Intake of polyunsaturated fatty acids and risk of preclinical and clinical type 1 diabetes in children—a systematic review and meta-analysis

Journal: European Journal of Clinical Nutrition

Authors: Xinliang Liu, Yu Zhang, Hongyan Wu, Ping Zhu, Xianyang Mo, Xiaosong Ma, Jie Ying

Publisher: Nature Publishing Group UK

Abstract

Background/objectives

The association between the intake of polyunsaturated fatty acids (PUFAs) and the risk of preclinical and clinical type 1 diabetes (T1D) in children has generated conflicting results.
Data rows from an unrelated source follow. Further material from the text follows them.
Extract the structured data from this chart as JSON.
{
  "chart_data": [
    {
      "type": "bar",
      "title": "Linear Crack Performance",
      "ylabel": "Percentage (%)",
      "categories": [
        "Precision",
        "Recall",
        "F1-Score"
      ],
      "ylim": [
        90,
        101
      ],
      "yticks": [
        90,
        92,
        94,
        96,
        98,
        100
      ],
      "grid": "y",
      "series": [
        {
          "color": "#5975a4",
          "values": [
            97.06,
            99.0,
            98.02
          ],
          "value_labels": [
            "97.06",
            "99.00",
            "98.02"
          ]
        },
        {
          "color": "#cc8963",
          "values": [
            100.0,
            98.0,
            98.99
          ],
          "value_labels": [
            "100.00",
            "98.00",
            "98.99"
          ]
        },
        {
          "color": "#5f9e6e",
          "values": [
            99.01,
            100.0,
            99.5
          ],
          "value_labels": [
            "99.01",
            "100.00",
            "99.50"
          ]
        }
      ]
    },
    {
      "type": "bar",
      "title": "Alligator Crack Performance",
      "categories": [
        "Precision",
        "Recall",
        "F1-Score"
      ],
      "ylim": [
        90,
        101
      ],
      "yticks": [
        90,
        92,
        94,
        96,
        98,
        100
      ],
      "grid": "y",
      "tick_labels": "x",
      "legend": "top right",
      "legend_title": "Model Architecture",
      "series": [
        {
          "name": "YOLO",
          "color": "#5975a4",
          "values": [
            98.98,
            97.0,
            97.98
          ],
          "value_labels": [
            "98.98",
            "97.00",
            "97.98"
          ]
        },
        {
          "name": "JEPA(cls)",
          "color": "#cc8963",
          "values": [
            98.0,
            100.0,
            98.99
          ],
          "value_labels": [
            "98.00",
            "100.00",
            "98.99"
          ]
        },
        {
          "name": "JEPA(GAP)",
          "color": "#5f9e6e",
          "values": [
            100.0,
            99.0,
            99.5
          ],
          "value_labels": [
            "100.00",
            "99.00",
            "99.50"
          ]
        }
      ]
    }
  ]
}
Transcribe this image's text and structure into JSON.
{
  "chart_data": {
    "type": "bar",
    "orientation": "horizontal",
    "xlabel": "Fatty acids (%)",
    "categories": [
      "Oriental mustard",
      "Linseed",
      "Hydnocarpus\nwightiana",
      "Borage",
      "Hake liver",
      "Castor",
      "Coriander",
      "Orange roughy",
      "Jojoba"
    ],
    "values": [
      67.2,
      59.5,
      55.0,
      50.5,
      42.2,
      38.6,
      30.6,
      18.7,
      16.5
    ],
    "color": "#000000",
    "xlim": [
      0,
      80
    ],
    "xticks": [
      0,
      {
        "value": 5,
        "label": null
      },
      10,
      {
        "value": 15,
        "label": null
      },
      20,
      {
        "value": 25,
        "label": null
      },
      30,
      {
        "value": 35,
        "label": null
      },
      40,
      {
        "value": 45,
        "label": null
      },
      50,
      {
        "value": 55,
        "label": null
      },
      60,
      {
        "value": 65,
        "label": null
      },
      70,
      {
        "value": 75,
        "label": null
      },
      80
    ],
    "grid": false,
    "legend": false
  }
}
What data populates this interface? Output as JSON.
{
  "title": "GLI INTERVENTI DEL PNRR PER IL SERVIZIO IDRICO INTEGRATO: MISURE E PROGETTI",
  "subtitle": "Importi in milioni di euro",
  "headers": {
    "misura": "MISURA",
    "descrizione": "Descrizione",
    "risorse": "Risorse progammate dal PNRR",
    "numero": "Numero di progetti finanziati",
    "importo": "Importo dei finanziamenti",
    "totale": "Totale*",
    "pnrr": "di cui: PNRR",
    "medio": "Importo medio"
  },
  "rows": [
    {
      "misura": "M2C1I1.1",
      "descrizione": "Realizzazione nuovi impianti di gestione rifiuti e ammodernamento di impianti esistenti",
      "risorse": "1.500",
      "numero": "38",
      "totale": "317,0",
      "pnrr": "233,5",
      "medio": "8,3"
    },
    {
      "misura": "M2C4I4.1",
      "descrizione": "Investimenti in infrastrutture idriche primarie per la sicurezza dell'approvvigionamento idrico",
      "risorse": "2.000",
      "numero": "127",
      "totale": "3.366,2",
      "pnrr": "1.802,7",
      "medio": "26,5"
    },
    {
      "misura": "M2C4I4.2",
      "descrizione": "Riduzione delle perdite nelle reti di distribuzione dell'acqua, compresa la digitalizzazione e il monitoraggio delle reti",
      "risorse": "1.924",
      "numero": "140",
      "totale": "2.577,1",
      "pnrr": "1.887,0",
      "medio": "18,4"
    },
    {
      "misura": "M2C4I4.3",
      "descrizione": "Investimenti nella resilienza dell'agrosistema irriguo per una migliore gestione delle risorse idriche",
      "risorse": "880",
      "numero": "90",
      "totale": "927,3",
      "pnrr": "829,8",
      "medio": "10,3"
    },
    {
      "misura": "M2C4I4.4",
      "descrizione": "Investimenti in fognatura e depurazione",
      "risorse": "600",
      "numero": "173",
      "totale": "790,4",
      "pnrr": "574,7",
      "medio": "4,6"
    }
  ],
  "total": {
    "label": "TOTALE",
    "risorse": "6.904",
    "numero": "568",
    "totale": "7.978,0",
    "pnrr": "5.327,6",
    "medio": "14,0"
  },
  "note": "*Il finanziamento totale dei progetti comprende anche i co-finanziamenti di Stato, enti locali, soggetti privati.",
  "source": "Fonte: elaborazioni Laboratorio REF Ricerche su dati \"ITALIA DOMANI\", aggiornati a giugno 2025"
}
Thus, we aimed to evaluate the definite effects of PUFAs on the risk of preclinical and clinical T1D.

Subjects/methods

Three databases were systematically searched up to July 18, 2017 to identify relevant observational studies, without language restriction. Any study included should report the risk of preclinical or clinical T1D in children with PUFAs supplementation compared with the controls, and report relative risks (RRs) or odds ratios (ORs) or provide data for estimation. Pooled RRs (or ORs) with 95% confidence intervals (CI) were calculated using random-effects models irrespective of statistical heterogeneity assessed by I2 statistic.

Results

We identified seven studies (three prospective cohort studies and four case-control studies) on PUFAs intake during pregnancy or during early life in children. The pooled RR between the risk of preclinical T1D and n-3 PUFAs supplementation against controls was 0.98 (95%CI, 0.85–1.13), with no heterogeneity. The results were similar after the intake during pregnancy, but not during early life in children (pooled RR, 0.45; 95%CI, 0.21–0.96; P = 0.039). N-3 PUFAs supplementation was not associated with a significant reduction in the risk of clinical T1D in children (pooled RR, 0.87; 95%CI, 0.71–1.08), with substantial heterogeneity(I2 = 64.7%). No association was also found between n-6 PUFAs intake and the risk of preclinical (1.07; 0.97–1.017) or clinical T1D (1.05; 0.92–1.20) in children.

Conclusions

The result of the meta-analysis does not support that n-3 or n-6 PUFAs supplementation in children affects the overall risk of preclinical or clinical T1D. However, n-3 PUFAs intake in early life might reduce the risk of preclinical T1D. Therefore, this finding should be verified by more and well-designed prospective research in the future.